Parkinson’s disease is a progressive disorder that eats away at the nervous system, affecting movement and cognition. Researchers suspect that the accumulation of a certain protein in the brain may be what’s causing the disease. A deep midbrain region called the substantia nigra plays a role in our controlled movements. In people who suffer from Parkinson’s disease, clumps of aggregated proteins have been found here, leading to the idea that these clumps are interfering with the substantia nigra’s ability to function properly.

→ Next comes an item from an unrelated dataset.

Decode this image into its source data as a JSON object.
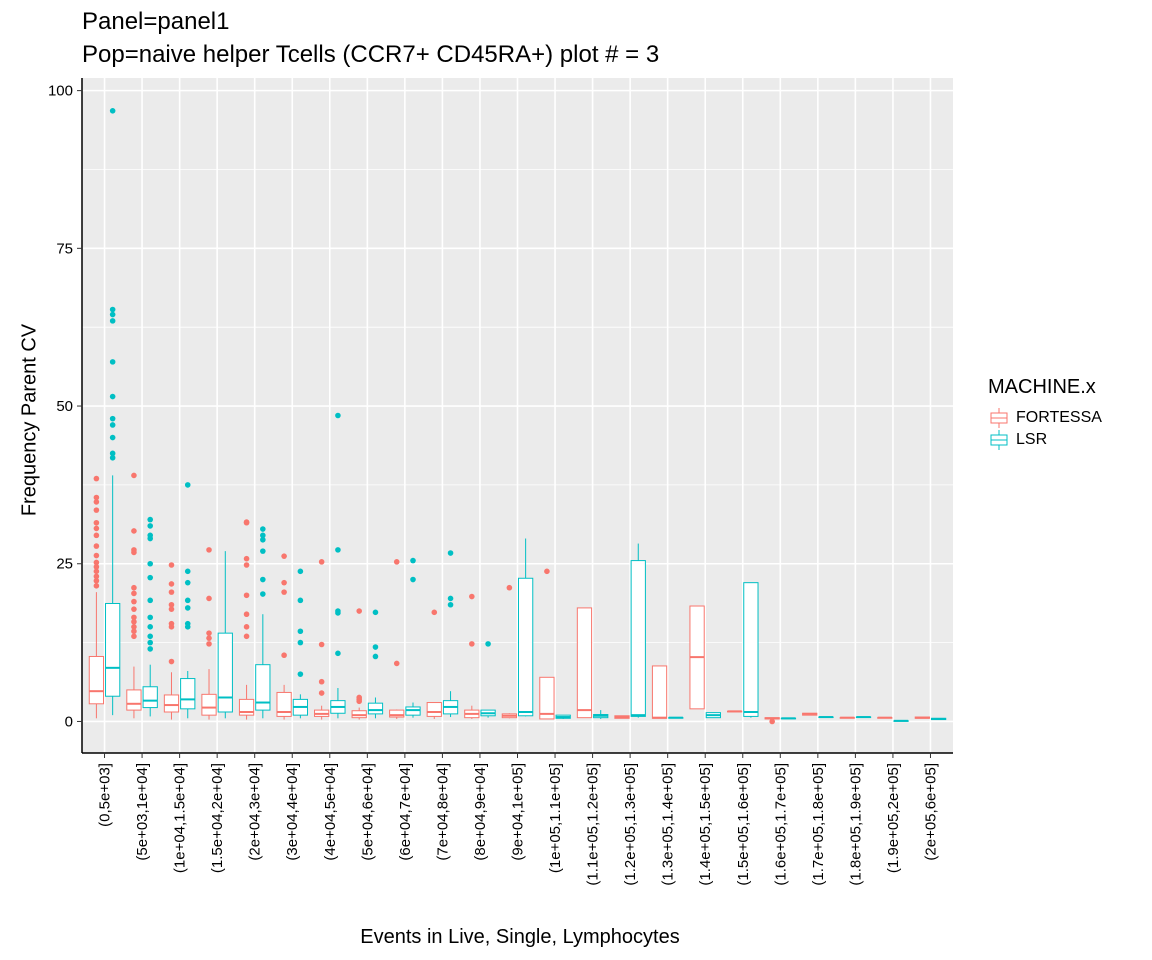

The specific alleged proteins are called alpha-synuclein. When produced, they are supposed to fold into a certain shape in order to do what they are supposed to do. However, if they are not made correctly and are misfolded, they will stick and clump together, forming plaques called Lewy Bodies. As this is occurring in the substantia nigra in Parkinson’s disease, these plaques are thought to be the culprit for loss of motor control and cognitive function.
Like many other diseases, there aren’t a whole lot of options when it comes to treatments. With complex diseases, it is difficult to find exactly what the source is and how to target it. There are likely many causes! One treatment for Parkinson’s disease, called L-Dopa, is showing positive results. This is basically putting extra dopamine into your brain, which seems to improve control of movements. Symptoms such as hand tremors and rigid movements are therefore reduced in patients. However, after prolonged use, the effects appear to wear off and the drug is no longer helpful.
So my main question is this: why aren’t we talking about Parkinson’s disease? A large percentage of our class had very limited knowledge on the disease, clearly proving that we are not being told anything or partaking in any conversations. As we are about to head into and affect change in the “adult” world, it’s not a good sign for future discoveries if we don’t know anything about the disease were trying to treat.
Apparently for the generation before us, Michael J. Fox has worked diligently as an advocate for research. Fox was an actor, commonly known for playing Marty McFly in the Back to the Future movies from the late 80s. He was also diagnosed with Parkinson’s disease in 1991 and was forced by the symptoms to retire in 2000. He has since been spreading awareness of the disease to attract more donations to fund research. This is great and all… but I think my generation has not been receiving the message. Someone closer to our age needs to step up and take on a similar role that can connect with the millennials. Too soon, we’ll be the ones in charge of making decisions when it comes to funding and research. If we want to make advances in treating Parkinson’s, we need to increase general awareness and instill a passion to eradicate it.